Auch auf diesem Feld wird Tesla neue Maßstäbe setzen. Die Auswahl des Standorts Grünheide für die Gigafactory wurde wesentlich begünstigt durch die Verfügbarkeit erneuerbarer Energie. Keine Alibi-Mühlen wie vor dem BMW-Werk, für das Grünheide den Bebauungsplan erstellt hatte, das aber nun in Leipzig steht. Damit kommt Tesla dem Ziel näher, neben dem Betrieb auch die Herstellung des eAutos möglichst nachhaltig zu gestalten. Dieser Umstand weist zudem auf die Kernaussage des BSM zurück, wonach Elektromobilität nur sinnvoll ist bei Verwendung zusätzlicher erneuerbarer Energien. Nur dann ist der Betrieb wirklich emissionsfrei, und nur dann kann individuelle Motorisierung Teil einer nachhaltigen Mobilität sein.

Zum Jahresende verdichtete sich im politischen Berlin das „Thema Klima“. Zum Einen alarmierten die Veröffentlichungen von ICCT, UBA u.a. mit Bestandsaufnahemn und Prognosen zur Umweltverschmutzung. Durch „Fridays for Future“ und "Extinction Rebellion" wächst der öffentliche Druck auf die Politik, nun endlich getroffene Vorgaben umzusetzen. Der BSM arbeitet noch an einer Strategie auch die Mobilität bei den FFF-Demos zu thematisieren.

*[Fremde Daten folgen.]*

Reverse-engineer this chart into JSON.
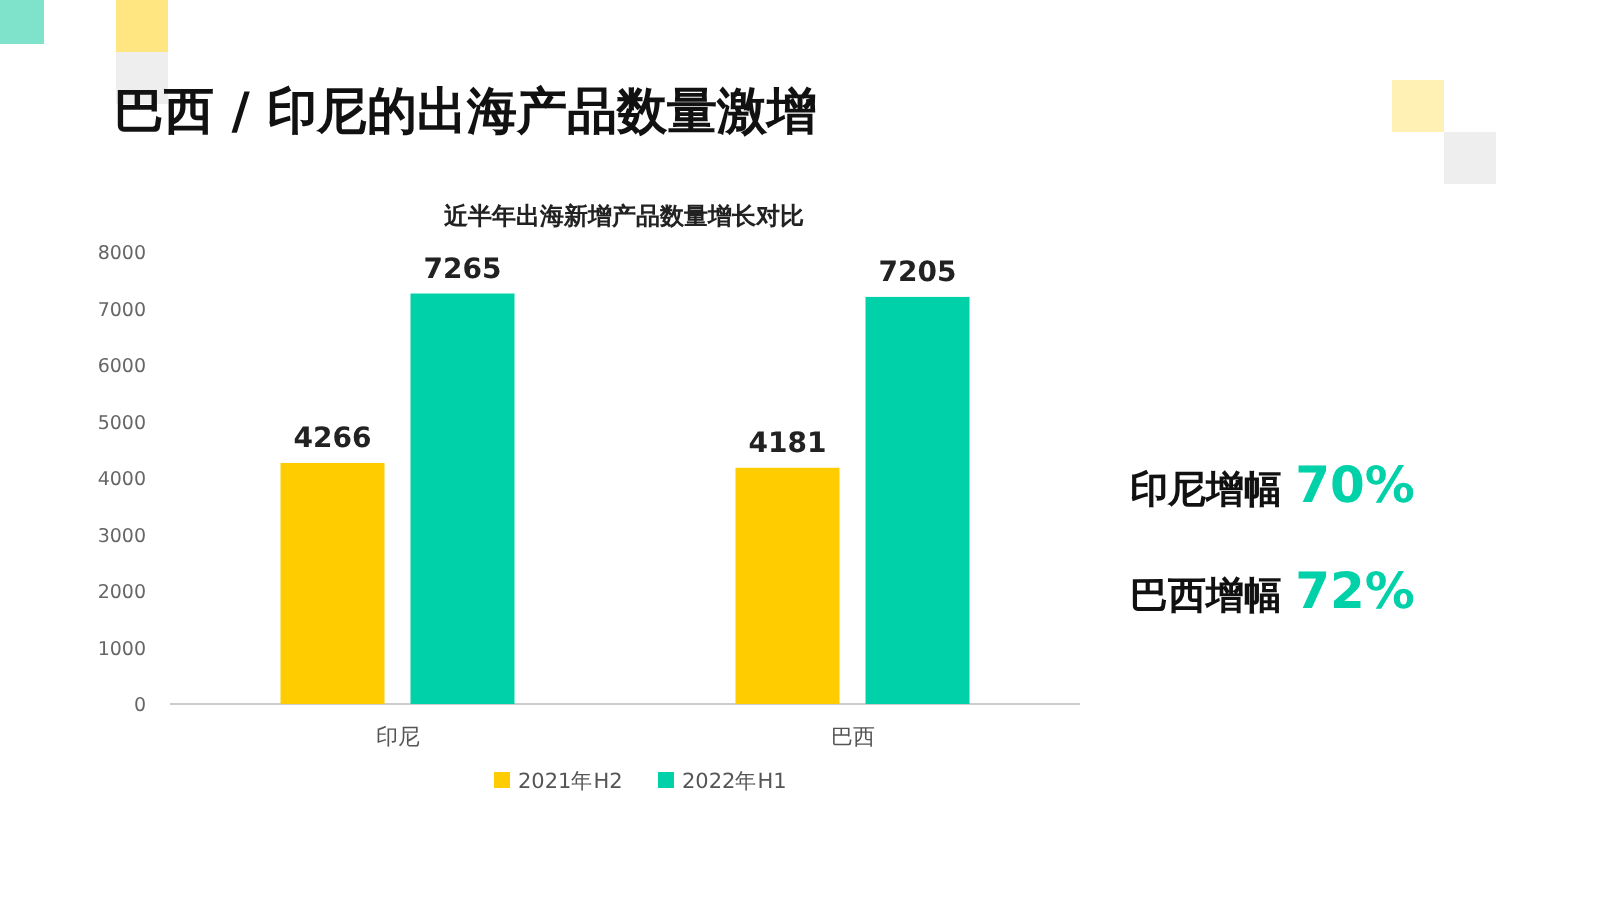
{
  "chart_data": {
    "type": "bar",
    "title": "巴西 / 印尼的出海产品数量激增",
    "subtitle": "近半年出海新增产品数量增长对比",
    "categories": [
      "印尼",
      "巴西"
    ],
    "series": [
      {
        "name": "2021年H2",
        "color": "#ffcc00",
        "values": [
          4266,
          4181
        ]
      },
      {
        "name": "2022年H1",
        "color": "#00d1a8",
        "values": [
          7265,
          7205
        ]
      }
    ],
    "ylim": [
      0,
      8000
    ],
    "yticks": [
      0,
      1000,
      2000,
      3000,
      4000,
      5000,
      6000,
      7000,
      8000
    ],
    "grid": false,
    "data_labels": true,
    "legend": "bottom",
    "annotations": [
      "印尼增幅 70%",
      "巴西增幅 72%"
    ]
  }
}
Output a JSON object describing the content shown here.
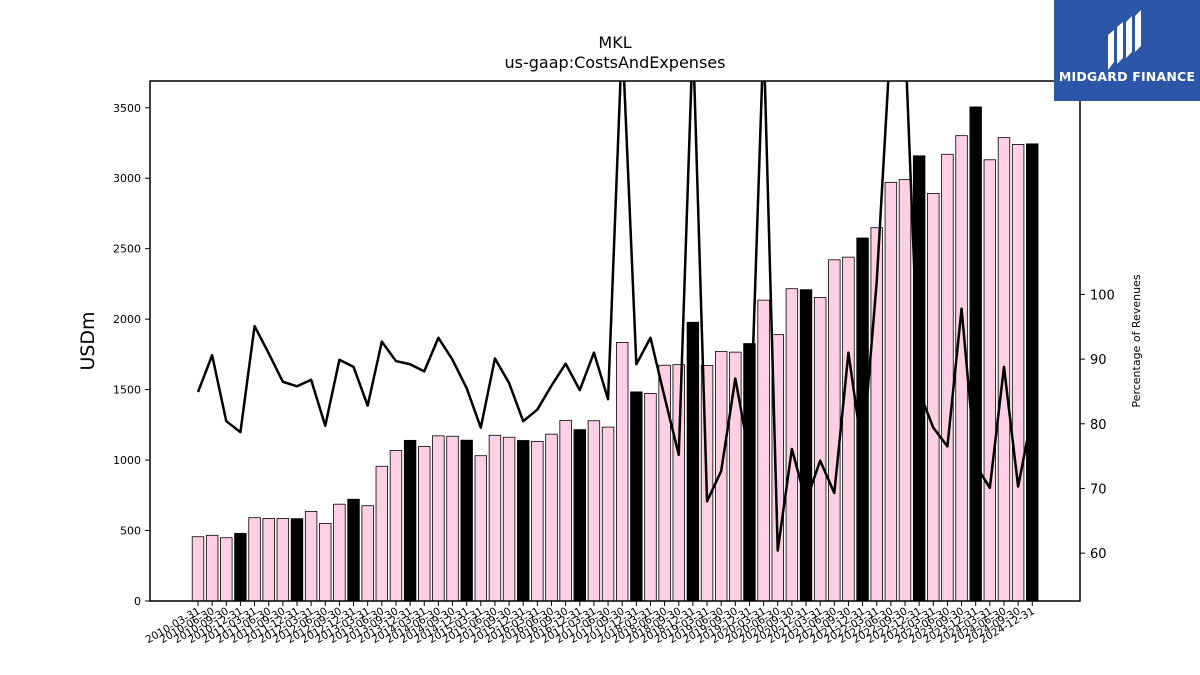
{
  "logo": {
    "text": "MIDGARD FINANCE",
    "icon": "midgard-finance-logo-icon",
    "bg_color": "#2c57a8"
  },
  "colors": {
    "bar_pink": "#ffd0e4",
    "bar_black": "#000000",
    "line": "#000000"
  },
  "chart_data": {
    "type": "bar",
    "title": "MKL",
    "subtitle": "us-gaap:CostsAndExpenses",
    "ylabel": "USDm",
    "y2label": "Percentage of Revenues",
    "ylim": [
      0,
      3690
    ],
    "y2lim": [
      52.6,
      133.0
    ],
    "yticks": [
      0,
      500,
      1000,
      1500,
      2000,
      2500,
      3000,
      3500
    ],
    "y2ticks": [
      60,
      70,
      80,
      90,
      100
    ],
    "grid": false,
    "categories": [
      "2010-03-31",
      "2010-06-30",
      "2010-09-30",
      "2010-12-31",
      "2011-03-31",
      "2011-06-30",
      "2011-09-30",
      "2011-12-31",
      "2012-03-31",
      "2012-06-30",
      "2012-09-30",
      "2012-12-31",
      "2013-03-31",
      "2013-06-30",
      "2013-09-30",
      "2013-12-31",
      "2014-03-31",
      "2014-06-30",
      "2014-09-30",
      "2014-12-31",
      "2015-03-31",
      "2015-06-30",
      "2015-09-30",
      "2015-12-31",
      "2016-03-31",
      "2016-06-30",
      "2016-09-30",
      "2016-12-31",
      "2017-03-31",
      "2017-06-30",
      "2017-09-30",
      "2017-12-31",
      "2018-03-31",
      "2018-06-30",
      "2018-09-30",
      "2018-12-31",
      "2019-03-31",
      "2019-06-30",
      "2019-09-30",
      "2019-12-31",
      "2020-03-31",
      "2020-06-30",
      "2020-09-30",
      "2020-12-31",
      "2021-03-31",
      "2021-06-30",
      "2021-09-30",
      "2021-12-31",
      "2022-03-31",
      "2022-06-30",
      "2022-09-30",
      "2022-12-31",
      "2023-03-31",
      "2023-06-30",
      "2023-09-30",
      "2023-12-31",
      "2024-03-31",
      "2024-06-30",
      "2024-09-30",
      "2024-12-31"
    ],
    "series": [
      {
        "type": "bar",
        "values": [
          456,
          466,
          449,
          480,
          591,
          586,
          586,
          584,
          636,
          551,
          687,
          722,
          676,
          956,
          1068,
          1140,
          1096,
          1172,
          1169,
          1141,
          1031,
          1176,
          1162,
          1139,
          1133,
          1184,
          1282,
          1216,
          1279,
          1234,
          1835,
          1484,
          1473,
          1673,
          1677,
          1978,
          1672,
          1770,
          1766,
          1827,
          2135,
          1890,
          2216,
          2209,
          2154,
          2421,
          2440,
          2576,
          2649,
          2971,
          2990,
          3159,
          2892,
          3170,
          3302,
          3506,
          3131,
          3288,
          3240,
          3244
        ],
        "year_end_black": true
      },
      {
        "type": "line",
        "values": [
          84.9,
          90.6,
          80.4,
          78.7,
          95.1,
          90.9,
          86.5,
          85.8,
          86.8,
          79.7,
          89.9,
          88.8,
          82.8,
          92.7,
          89.7,
          89.2,
          88.1,
          93.3,
          89.9,
          85.5,
          79.4,
          90.1,
          86.3,
          80.4,
          82.2,
          85.9,
          89.3,
          85.2,
          91.0,
          83.8,
          140,
          89.2,
          93.3,
          84.1,
          75.2,
          140,
          68.0,
          72.7,
          87.0,
          75.0,
          140,
          60.4,
          76.1,
          68.0,
          74.3,
          69.3,
          91.0,
          75.5,
          102.0,
          140,
          140,
          85.0,
          79.4,
          76.5,
          97.8,
          73.6,
          70.1,
          88.8,
          70.3,
          81.5
        ]
      }
    ]
  }
}
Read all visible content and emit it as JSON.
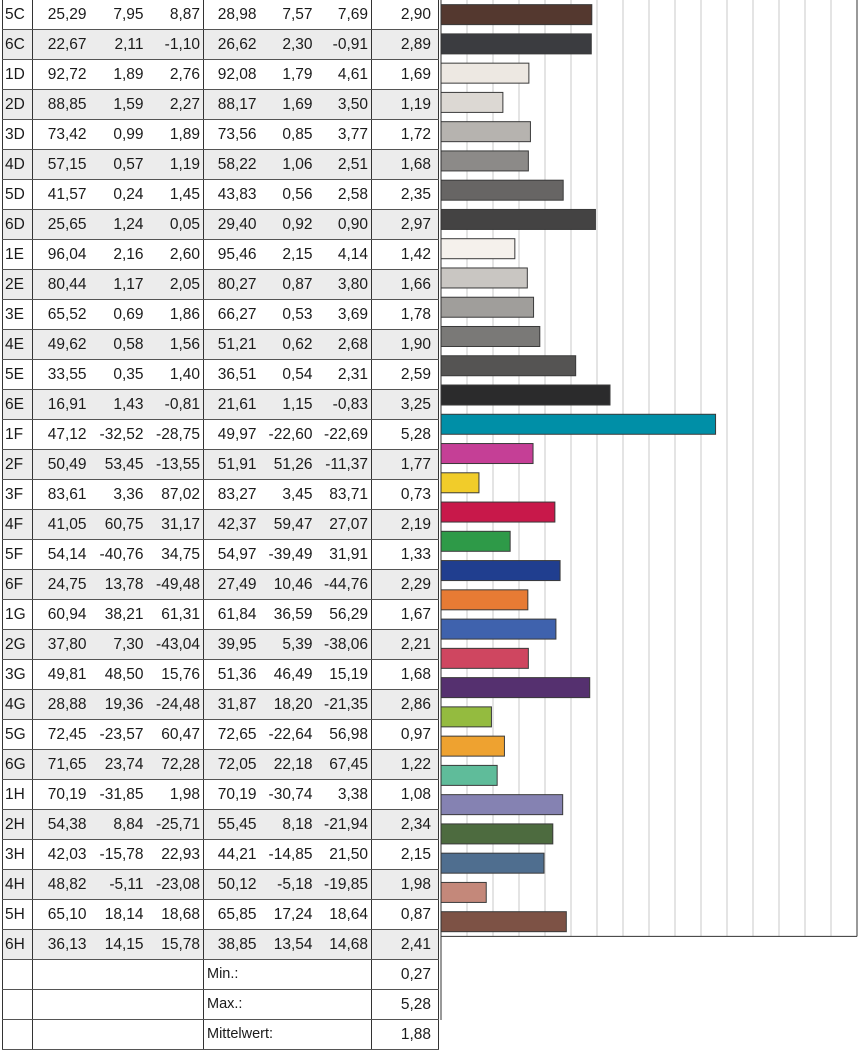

Der Bundesregierung gelang die Verabschiedung eines völlig unzureichenden „Klima-Päckchens“, das bescheidene homöopathische Eingriffe irgendwann in der Zukunft enthält und in einigen Teilen im Bundesrat bereits zerpflückt wurde. Eine umfassende Strategie zur Dekarbonisierung fehlt weiterhin, und die Zeit drängt. Gemeinsam mit seinen Partnern im BEE, besonders dem BEM, BWE und BSW, aber auch Organisationen wie der Agora Verkehrswende, VCD, ADFC, NABU, Greenpeace u.a. wird sich der BSM auch 2020 dieser Aufgabe widmen. Das vergangene Jahr hat gezeigt, dass sich die Gesellschaft ihrer Verantwortung für das Klima bewusst wird und durchaus zu Verhaltensänderungen bereit ist. Es gibt noch Hoffnung.